Le lendemain du jour où j’avais appris en même temps, et la brusque disparition d’Édith, et celle de mes deux mille francs, j’étais plus calme que jamais.

Je m’habillai avec soin, me fis du thé, puis je m’assis dans un fauteuil, ma Bible entre les mains.

Cela vous étonne peut-être qu’un cambrioleur lise la Bible ?

Et pourquoi ne la lirait-il pas ? Est-il défendu à un homme, à quelque catégorie qu’il appartienne, de chercher des conseils dans les livres saints ?

J’en connais qui font de la Bible leur livre de chevet et ne valent pas mieux que moi, bien qu’ils jouissent dans notre trompeuse société d’une réputation inattaquable…

En somme, tout n’est-il pas convention en ce monde ?

L’homme de loi qui passe sa vie à spolier des héritiers, le financier qui ruine des centaines de petits rentiers, le marchand qui vend ses denrées le triple de ce qu’il les a payées et trompe encore sur le poids, l’individu taré qui épouse une femme pour sa fortune, le député qui trafique de son mandat pour patronner de louches entreprises et toucher des pots-de-vin en secret, ces gens-là sont-ils moins méprisables que le cambrioleur qui dérobe au Louvre un des Diamants de la Couronne ?
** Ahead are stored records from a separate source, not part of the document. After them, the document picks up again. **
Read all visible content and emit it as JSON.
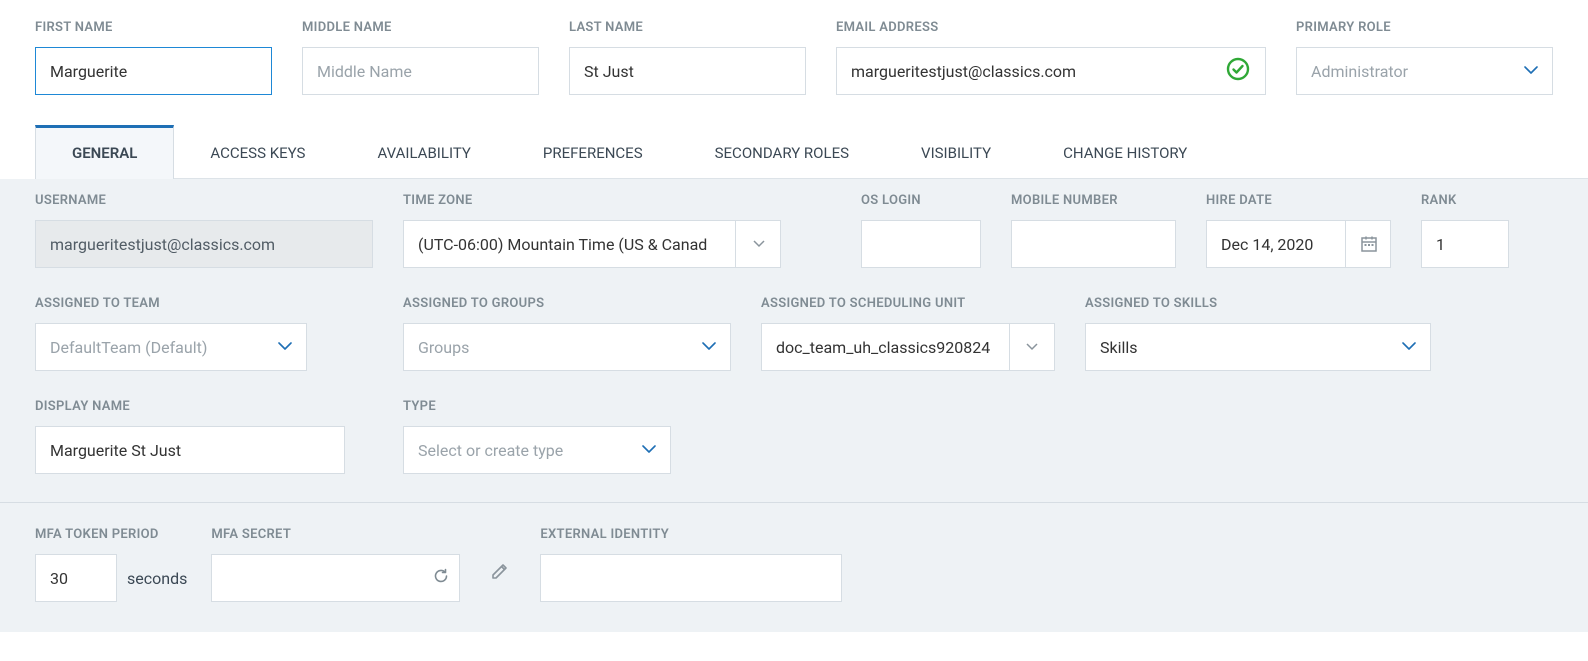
{
  "top": {
    "firstNameLabel": "FIRST NAME",
    "firstName": "Marguerite",
    "middleNameLabel": "MIDDLE NAME",
    "middleNamePlaceholder": "Middle Name",
    "lastNameLabel": "LAST NAME",
    "lastName": "St Just",
    "emailLabel": "EMAIL ADDRESS",
    "email": "margueritestjust@classics.com",
    "roleLabel": "PRIMARY ROLE",
    "role": "Administrator"
  },
  "tabs": {
    "general": "GENERAL",
    "accessKeys": "ACCESS KEYS",
    "availability": "AVAILABILITY",
    "preferences": "PREFERENCES",
    "secondaryRoles": "SECONDARY ROLES",
    "visibility": "VISIBILITY",
    "changeHistory": "CHANGE HISTORY"
  },
  "general": {
    "usernameLabel": "USERNAME",
    "username": "margueritestjust@classics.com",
    "tzLabel": "TIME ZONE",
    "tz": "(UTC-06:00) Mountain Time (US & Canad",
    "osLoginLabel": "OS LOGIN",
    "mobileLabel": "MOBILE NUMBER",
    "hireDateLabel": "HIRE DATE",
    "hireDate": "Dec 14, 2020",
    "rankLabel": "RANK",
    "rank": "1",
    "teamLabel": "ASSIGNED TO TEAM",
    "team": "DefaultTeam (Default)",
    "groupsLabel": "ASSIGNED TO GROUPS",
    "groups": "Groups",
    "schedLabel": "ASSIGNED TO SCHEDULING UNIT",
    "sched": "doc_team_uh_classics920824",
    "skillsLabel": "ASSIGNED TO SKILLS",
    "skills": "Skills",
    "displayNameLabel": "DISPLAY NAME",
    "displayName": "Marguerite St Just",
    "typeLabel": "TYPE",
    "typePlaceholder": "Select or create type",
    "mfaPeriodLabel": "MFA TOKEN PERIOD",
    "mfaPeriod": "30",
    "secondsLabel": "seconds",
    "mfaSecretLabel": "MFA SECRET",
    "externalIdLabel": "EXTERNAL IDENTITY"
  }
}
Puisque l’argent est le but de la vie et que l’on n’est pas encore arrivé à le supprimer, ne faut-il pas que l’on s’en procure ? Et tenez, puisque je vous parlais de la Bible… écoutez le conseil sur lequel je viens justement de tomber :

« La fortune est pour le riche une ville forte ; la ruine des misérables, c’est leur pauvreté[1]. »

Est-il rien de plus juste ?

  1. Proverbes, X, 15.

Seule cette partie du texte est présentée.